Yes, we are loved by God, unconditionally, but the kingdom of God is far where we don’t share this love and mercy we have so abundantly received; the kingdom of God is far away where and when we continue to ignore or even coddle the dark powers that are at work.
Let’s think about unclean spirits that possess us today, individually and as a society. Things like mental issues or addiction may be among them, but I am not primarily focusing on those, since we all know that it takes much more than the will to overcome them to be restored to wholeness, that these are serious health conditions that need professional treatment. No, some of the things that possess us today are much more subtle: fear of the other. The belief that a strong economy will fix all problems. Irrationality. The stubborn clinging to our opinion and our worldview, even though there is reasonable evidence that these are untrue or the partial truth. And then all the ‘–isms’ that poison human life together: sexism, racism, consumerism, fundamentalism, extremism, exceptionalism – and I could go on and on – did you know that there are 3824 words in the English language that end in ‘-ism’?

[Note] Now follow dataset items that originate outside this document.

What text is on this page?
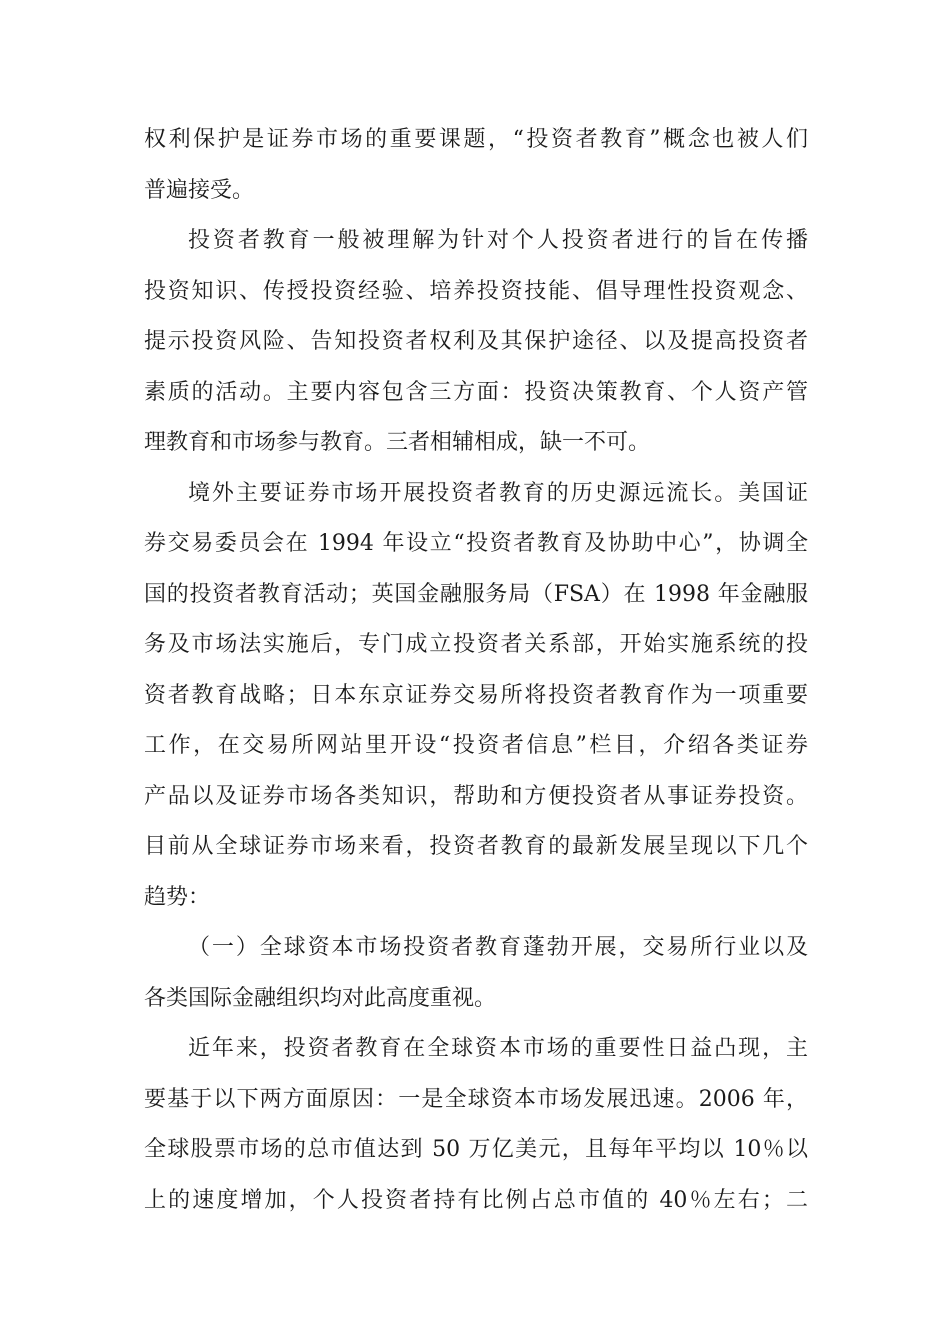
权利保护是证券市场的重要课题，“投资者教育”概念也被人们
普遍接受。
投资者教育一般被理解为针对个人投资者进行的旨在传播
投资知识、传授投资经验、培养投资技能、倡导理性投资观念、
提示投资风险、告知投资者权利及其保护途径、以及提高投资者
素质的活动。主要内容包含三方面：投资决策教育、个人资产管
理教育和市场参与教育。三者相辅相成，缺一不可。
境外主要证券市场开展投资者教育的历史源远流长。美国证
券交易委员会在 1994 年设立“投资者教育及协助中心”，协调全
国的投资者教育活动；英国金融服务局（FSA）在 1998 年金融服
务及市场法实施后，专门成立投资者关系部，开始实施系统的投
资者教育战略；日本东京证券交易所将投资者教育作为一项重要
工作，在交易所网站里开设“投资者信息”栏目，介绍各类证券
产品以及证券市场各类知识，帮助和方便投资者从事证券投资。
目前从全球证券市场来看，投资者教育的最新发展呈现以下几个
趋势：
（一）全球资本市场投资者教育蓬勃开展，交易所行业以及
各类国际金融组织均对此高度重视。
近年来，投资者教育在全球资本市场的重要性日益凸现，主
要基于以下两方面原因：一是全球资本市场发展迅速。2006 年，
全球股票市场的总市值达到 50 万亿美元，且每年平均以 10％以
上的速度增加，个人投资者持有比例占总市值的 40％左右；二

All these ‘-isms’ keep up from embracing the kingdom of God come near. And, yes, we need an exorcism (oh look! Another word that ends in ‘-ism’!) for all these ‘-isms’, we need for these possessive powers to be driven out before the power of life, the power of love can take over our hearts and this world, before the kingdom of God is realized among us. And yes: the exorcism, the driving out of all these powers would turn the world around. Imagine a world without them.
Ultimately, it is up to God to liberate us from all the spirits that possess us. However, we need to at least be willing to let go of these spirits. And this is something we claim we want – when we pray things like ‘create in me a clean heart, o God, and restore a right spirit within me’, or even ‘thy kingdom come’. To paraphrase scholar Richard Rohr, when we say ‘thy kingdom come’, we also have to pray ‘my kingdom go’. And so it takes our participation in that process of liberation and transformation – our openness to being liberated.
And how we react to Christ and his teachings is an important part of this. Are we merely astounded? Do we listen politely and think, that’s great – but don’t let Christ or his teachings influence us and our existence? Or do we, like the unclean spirit in today’s gospel lesson, realize what’s at stake? Do we acknowledge the authority of Christ? Are we willing to surrender to the power of God?
The kingdom of God has come near. And it is a kingdom of grace, mercy, forgiveness, reconciliation, peace, justice, and love. It is a kingdom where crying and pain and mourning and death will be no more. This is what God envisions for us and for all creation. This is the power we are invited to surrender to. This is the world turned on its head we are invited to enter. This is the new life that has been promised to us. Could you give me any good reason why we should or would resist?